I would speculate whereby any transaction, operation is entirely intrastate would not be reachable by the commerce clause. Landscaping could be an example of such thing, especially since its almost entirely a service. IF the supplies/materials used in such activity were entirely of local origin, that'd be entirely intrastate commerce (subject only to local regulation and ordinance). The only wrinkle there would be if one used a phone where the phone line looped outside state lines.
However, things get pretty weird now a days (considering the global economy we're in. And Congress clearly has the power to regulate trade with foreign nations. So who knows what could be interpreted concerning anything anymore.

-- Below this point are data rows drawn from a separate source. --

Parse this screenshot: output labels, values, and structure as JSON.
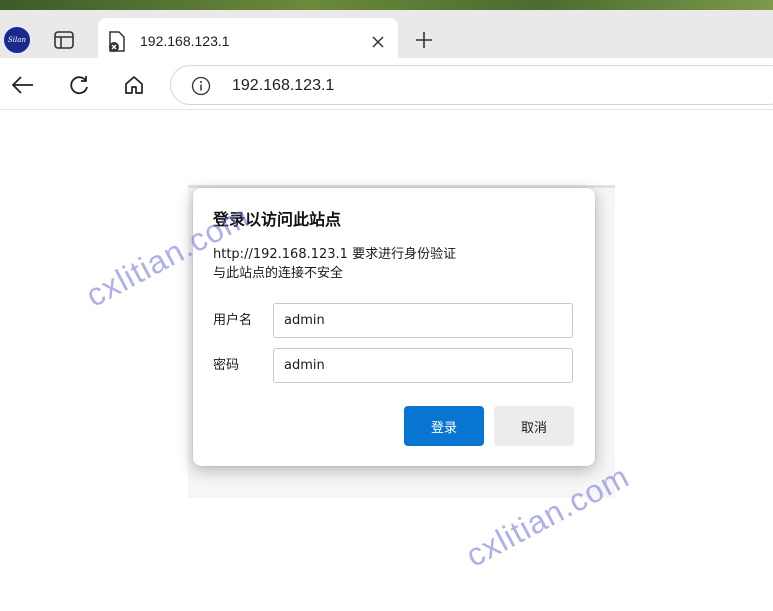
{
  "browser": {
    "tab": {
      "title": "192.168.123.1"
    },
    "address_bar": {
      "url": "192.168.123.1"
    },
    "profile": {
      "label": "Silan"
    }
  },
  "dialog": {
    "title": "登录以访问此站点",
    "message_line1": "http://192.168.123.1 要求进行身份验证",
    "message_line2": "与此站点的连接不安全",
    "username_label": "用户名",
    "username_value": "admin",
    "password_label": "密码",
    "password_value": "admin",
    "login_button": "登录",
    "cancel_button": "取消"
  },
  "watermarks": [
    "cxlitian.com",
    "cxlitian.com"
  ],
  "colors": {
    "primary_button": "#0a76d4",
    "watermark": "#6e6ed7"
  }
}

The biggest problem I see is that things used to be clear cut and dried, i.e., either "direct" or "indirect". What it seems like they started doing is regulating in the abstract. When one engages in abstract reasoning and philosophy all bets are off and the sky's the limit.
I've heard that in higher level mathematics courses that philosophies of mathematical truths are debated. 2+2 might not necessarily be 4 as a truth. Some of the modern physics work with charmed particles and the like start getting into Eastern religous metaphysical concepts.
Clearly in Wickard, we're no longer dealing with tangible fungible markets, but abstract concepts of national markets created by regulation of commerce. Its enough to make anybodys head spin.
Under current doctrine, it can't be purely intrastate. If the material and labor weren't available locally, you might have to seek them in interstate commerce, and they have declared that to be sufficient.
And how does that square with stare decisis?